Cayetano le miró con furia orgullosa.
—Yo me levanto cada mañana a las siete, y a las ocho estoy en mi puesto. Hago funcionar mi empresa y doy de comer a varios cientos de familias. Después de ocho horas de trabajo soy libre, pero he conquistado mi libertad.
Carlos se encogió de hombros.
—No me interesa conquistar nada. Me basta con mantener lo que tengo.
—¿Tus propiedades?
—Hablábamos de la libertad.
—¿Es por eso por lo que el otro día rechazaste mi ofrecimiento?
—No. Entonces no sabía aún a qué atenerme sobre lo que iba a hacer. Ahora ya lo sé. Si repitieras la oferta, la rechazaría otra vez, porque, aceptándola, dejaría de ser libre.
—Según tú, los mendigos son libres.
—Indiscutiblemente.
—No os entiendo. Pero me alegro de que ya no mandéis en el mundo. Las gentes como yo haremos más felices a los hombres.
Sacudió la mano como para alejar ideas inoportunas.
—Pero no te he traído aquí para teorizar, sino para pedirte un favor. Creí que te agradaría hacérmelo, incluso que te complacería. Has podido comprobar mi buena disposición hacia ti. Y debo advertirte que no suelo pedir favores, pero que cualquiera de ésos saltaría de alegría si yo, yo, le pidiese algo.
Se levantó.
—Creo que te pesará.
—Escucha un momento.
Carlos se levantó también.
—Quiero que sepas que no deseo verme mezclado en vuestros líos. O, si prefieres que te lo diga de otra manera, no estoy dispuesto a que me consideres como uno de ésos, algo así como súbdito tuyo, ni tampoco como enemigo. Deseo permanecer al margen; ya lo sabes. Acabo de hablarte de mi libertad.
Cayetano rió.
—Eso no puede ser. Aquí no hay nadie libre; aquí no hay más que amigos o enemigos. Y el que quiere estar conmigo…, ya sabe.
—Tiene que obedecerte, ¿no?
—Llámalo como quieras. Pero el que no me obedece es mi enemigo.
—Bien. Habrás visto que no te obedezco.
—Quiero pensar que no te has dado cuenta de la realidad, o que te engaña tu amistad con doña Mariana. Quizá cambies de manera de ver las cosas. Salvo si te vas del pueblo, naturalmente.
—Me quedo porque me apetece.
—Estás un poco en Babia, Carlos.
Se sentó en el brazo del sillón, sonriente.
—He oído decir que todos los sabios están un poco en Babia. ¿No te has dado cuenta de que, si quiero, puedo hacerte la vida imposible?

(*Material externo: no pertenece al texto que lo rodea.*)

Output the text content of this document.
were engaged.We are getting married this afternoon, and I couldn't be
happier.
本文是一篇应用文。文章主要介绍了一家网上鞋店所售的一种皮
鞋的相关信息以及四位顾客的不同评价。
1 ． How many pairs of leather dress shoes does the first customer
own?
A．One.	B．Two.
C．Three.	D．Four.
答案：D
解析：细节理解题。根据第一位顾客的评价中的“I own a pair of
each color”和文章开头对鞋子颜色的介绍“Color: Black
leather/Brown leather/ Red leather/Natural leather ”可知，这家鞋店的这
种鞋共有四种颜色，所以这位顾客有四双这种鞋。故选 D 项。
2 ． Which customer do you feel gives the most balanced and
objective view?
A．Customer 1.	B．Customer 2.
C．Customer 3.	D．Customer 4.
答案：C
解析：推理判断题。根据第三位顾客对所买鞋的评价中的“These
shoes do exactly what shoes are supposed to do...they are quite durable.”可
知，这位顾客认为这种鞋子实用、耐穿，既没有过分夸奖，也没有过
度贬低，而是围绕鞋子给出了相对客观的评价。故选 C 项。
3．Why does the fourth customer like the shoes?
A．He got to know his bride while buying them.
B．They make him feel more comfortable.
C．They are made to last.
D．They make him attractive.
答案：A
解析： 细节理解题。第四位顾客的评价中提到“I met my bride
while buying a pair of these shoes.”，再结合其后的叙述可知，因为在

Sin ir más allá: ayer he comprado unas tierras que lindan con tu pazo. Esta mañana fui a verlas; tus árboles les dan sombra y no dejan crecer la mies. Te llevaré al juzgado y te haré cortar los árboles.
—No lo harás.
—¿Vas a impedírmelo por la fuerza?
—No pienso. Pero vendré al casino todas las tardes, después de comer, y explicaré a tus súbditos, con todo lujo de detalles, con todos los términos técnicos que hagan falta, que eres un pobre enfermo, un neurótico aquejado del complejo de Edipo.
—¿Qué?
—¿No sabes lo que es? Está muy de moda. Cualquier médico de La Coruña podrá explicártelo. Posiblemente tus súbditos, después de saberlo, no te obedezcan como ahora, y hasta es probable que te compadezcan.
Cayetano, de un movimiento rápido, le agarró por la muñeca; y los jugadores del
tresillo
, y los del chamelo, que observaban, dejaron de jugar, se incorporaron y se hizo el silencio.
—Vas a decirme ahora mismo qué es eso.
—No.
Los jugadores se habían levantado; don Baldomero, más arriesgado, avanzó unos pasos y se metió entre los dos.
—¿Sucede algo? —preguntó.
Cayetano soltó rápidamente a Carlos.
—¡Métase donde le llamen, coño! ¿Quién le da vela…?
—No pasa nada, don Baldomero.
Carlos miró tranquilamente a los tresillistas y a los chamelistas.
—No pasa nada, señores. No puede pasar nada. Unas tierras que no quiero vender.
Dijo «Buenas tardes», y salió. Se esperaba, quizá, de Cayetano que saltase sobre él y le aporrease las costillas, o que, vuelto a los testigos, les arrojase una tras otra las sillas del salón hasta aplastar su conato de independencia. Durante unos segundos, los tresillistas, los chamelistas, los mirones y don Baldomero se estremecieron de pavor ante lo inevitable, y al mismo tiempo se alegraron de que el choque se hubiese producido. Pero Cayetano se limitó a volverse. Fue hacia el bar.
—Coñac, chico.
Apoyada la espalda en el mostrador, bebió la copa en silencio, mirando a los jugadores; después sacó del bolsillo una tagarnina, la mordió en un extremo, la encendió con fría parsimonia, y les miraba: la mirada pareció obligarles. Permanecían levantados, y fueron sentándose uno a uno, y sin chistar, los tresillistas, los chamelistas, los mirones, don Baldomero. Se sentaban y dejaban de mirar a Cayetano. Don Lino barajó.
—Corte.
Dio cartas.
Juego.
—Más.
—Usted.
En la mesa del chamelo renacía el estrépito de las fichas al chocar contra el mármol sucio.
—El as.
—Me doblo.
Les temblaba la voz.
Cayetano arrojó la tagarnina que acababa de encender y salió. Sólo cuando se oyó el ruido de la puerta al cerrarse con estrépito, don Baldomero se atrevió a hablar:
—Bien mirado, señores, somos un hatajo de cabrones, ¿no les parece?
Carlos contó el suceso a doña Mariana, y cuando llegó a lo del complejo de Edipo hubo de explicarle, muy por encima, su consistencia. A doña Mariana le hizo gracia.
—¿Y tú crees en eso?
—Ni creo ni dejo de creer. Según mis maestros, es algo que está en el alma de todos. En el caso de Cayetano, lo cierto es que siente por su madre un amor morboso. Le hubiese gustado que fuese la mujer más respetada del pueblo, la más importante, quizá también la más buena; pero existe usted.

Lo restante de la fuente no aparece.